Maraging steel powder recycling effect on the tensile and fatigue behavior of parts produced through the laser powder bed fusion (L-PBF) process

Additive manufacturing (AM) has advanced the manufacturing industry and has been employed in a wide range of industrial applications, including aerospace, automotive, medical, and die-casting equipment. To ensure the cost-effectiveness of the AM process, unfused powder must be recycled even if its characteristics may change after each cycle, making essential the validation of powder quality and component mechanical performances. Despite the research published to date, predicting the mechanical performance of printed parts issued from reused powder remains challenging since it is dependent on many AM process variables. Until now, no research has looked at the impact of powder recycling on the fatigue behavior of maraging steel components. This study investigates the impact of maraging steel powder reuse on powder characteristics, as well as on the tensile and fatigue properties of printed components. Our results indicate that the powder particle size distribution increased after eight powder reuses, particle morphology showed the presence of aggregates, broken particles, and shattered and deformed particles, while powder apparent density remained constant.

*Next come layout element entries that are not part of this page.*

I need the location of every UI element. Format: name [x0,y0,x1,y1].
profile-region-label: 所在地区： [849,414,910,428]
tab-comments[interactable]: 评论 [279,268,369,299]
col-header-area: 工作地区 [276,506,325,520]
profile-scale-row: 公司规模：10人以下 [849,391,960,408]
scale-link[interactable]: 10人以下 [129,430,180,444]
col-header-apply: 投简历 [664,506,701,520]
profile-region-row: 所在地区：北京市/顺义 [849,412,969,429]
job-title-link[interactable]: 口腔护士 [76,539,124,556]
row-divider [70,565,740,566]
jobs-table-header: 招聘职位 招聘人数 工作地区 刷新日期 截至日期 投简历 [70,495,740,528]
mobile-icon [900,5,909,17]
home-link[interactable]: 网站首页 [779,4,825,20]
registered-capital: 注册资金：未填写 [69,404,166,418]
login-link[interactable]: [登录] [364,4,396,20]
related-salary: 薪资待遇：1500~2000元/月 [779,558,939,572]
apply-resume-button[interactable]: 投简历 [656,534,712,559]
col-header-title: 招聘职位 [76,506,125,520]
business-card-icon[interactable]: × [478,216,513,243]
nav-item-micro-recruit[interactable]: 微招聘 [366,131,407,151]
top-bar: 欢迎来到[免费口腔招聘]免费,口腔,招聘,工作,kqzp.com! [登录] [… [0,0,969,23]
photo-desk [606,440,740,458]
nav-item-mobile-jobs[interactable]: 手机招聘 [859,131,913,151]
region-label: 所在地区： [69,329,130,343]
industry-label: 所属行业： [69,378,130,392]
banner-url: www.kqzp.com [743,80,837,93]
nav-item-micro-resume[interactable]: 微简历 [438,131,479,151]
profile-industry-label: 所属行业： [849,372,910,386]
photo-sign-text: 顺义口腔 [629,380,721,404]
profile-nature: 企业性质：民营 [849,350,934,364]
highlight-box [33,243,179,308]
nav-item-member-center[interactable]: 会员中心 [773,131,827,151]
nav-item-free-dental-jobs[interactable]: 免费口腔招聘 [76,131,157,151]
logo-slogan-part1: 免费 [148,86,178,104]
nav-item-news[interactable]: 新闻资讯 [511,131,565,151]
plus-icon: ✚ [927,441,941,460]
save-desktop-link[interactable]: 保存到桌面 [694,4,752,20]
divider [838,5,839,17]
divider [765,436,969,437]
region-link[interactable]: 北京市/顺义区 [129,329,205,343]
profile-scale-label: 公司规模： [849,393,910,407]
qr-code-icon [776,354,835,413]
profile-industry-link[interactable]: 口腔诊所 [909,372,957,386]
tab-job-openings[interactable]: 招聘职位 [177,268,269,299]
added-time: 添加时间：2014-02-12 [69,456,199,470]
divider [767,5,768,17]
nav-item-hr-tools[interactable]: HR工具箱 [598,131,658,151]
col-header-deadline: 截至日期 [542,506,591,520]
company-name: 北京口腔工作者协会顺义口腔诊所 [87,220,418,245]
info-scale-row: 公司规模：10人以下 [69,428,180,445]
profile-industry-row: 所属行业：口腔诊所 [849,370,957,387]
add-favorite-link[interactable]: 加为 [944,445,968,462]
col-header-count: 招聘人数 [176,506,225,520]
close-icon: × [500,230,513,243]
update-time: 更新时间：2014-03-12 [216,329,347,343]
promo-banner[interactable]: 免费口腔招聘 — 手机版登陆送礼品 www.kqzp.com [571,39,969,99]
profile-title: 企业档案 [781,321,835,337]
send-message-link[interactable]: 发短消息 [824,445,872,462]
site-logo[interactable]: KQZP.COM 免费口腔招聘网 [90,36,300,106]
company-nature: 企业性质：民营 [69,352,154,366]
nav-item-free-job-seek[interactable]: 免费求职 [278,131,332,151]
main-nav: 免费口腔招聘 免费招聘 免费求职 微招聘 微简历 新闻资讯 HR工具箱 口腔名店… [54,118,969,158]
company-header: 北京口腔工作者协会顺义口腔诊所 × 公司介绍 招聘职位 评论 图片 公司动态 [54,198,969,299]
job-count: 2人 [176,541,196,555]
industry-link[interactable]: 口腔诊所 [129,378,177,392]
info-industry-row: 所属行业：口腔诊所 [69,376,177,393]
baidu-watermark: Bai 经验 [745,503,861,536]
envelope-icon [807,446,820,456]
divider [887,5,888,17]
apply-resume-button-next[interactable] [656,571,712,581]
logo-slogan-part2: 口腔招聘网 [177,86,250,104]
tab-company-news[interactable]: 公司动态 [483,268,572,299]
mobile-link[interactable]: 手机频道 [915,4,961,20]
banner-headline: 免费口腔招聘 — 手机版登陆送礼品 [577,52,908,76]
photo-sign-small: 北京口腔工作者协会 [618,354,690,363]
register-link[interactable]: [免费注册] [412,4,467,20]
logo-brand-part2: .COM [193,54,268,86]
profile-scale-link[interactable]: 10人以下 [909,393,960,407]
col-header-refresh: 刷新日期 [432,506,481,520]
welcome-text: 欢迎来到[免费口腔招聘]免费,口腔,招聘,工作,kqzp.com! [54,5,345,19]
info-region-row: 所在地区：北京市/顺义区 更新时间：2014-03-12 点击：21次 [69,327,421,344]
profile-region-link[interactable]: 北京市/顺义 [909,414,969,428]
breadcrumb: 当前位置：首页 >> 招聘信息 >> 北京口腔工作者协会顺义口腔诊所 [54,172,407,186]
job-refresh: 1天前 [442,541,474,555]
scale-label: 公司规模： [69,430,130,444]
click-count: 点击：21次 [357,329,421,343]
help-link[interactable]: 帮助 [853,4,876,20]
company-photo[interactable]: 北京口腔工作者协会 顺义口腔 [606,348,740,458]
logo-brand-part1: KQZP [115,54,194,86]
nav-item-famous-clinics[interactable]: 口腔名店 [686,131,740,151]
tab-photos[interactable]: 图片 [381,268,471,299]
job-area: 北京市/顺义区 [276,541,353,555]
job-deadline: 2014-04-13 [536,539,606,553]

Powder reusing had no significant impact on the surface roughness of as-built specimens. Although there was a slight decrease in mechanical properties over reuse cycles, tensile and fatigue performance remained globally stable, while the standard deviation of fatigue stress became narrower after eight cycles. Finally, fractography revealed that the fatigue fracture surfaces of components manufactured from an eight-time recycled powder have more fusion defects and carbon inclusions than the parts made from virgin powder.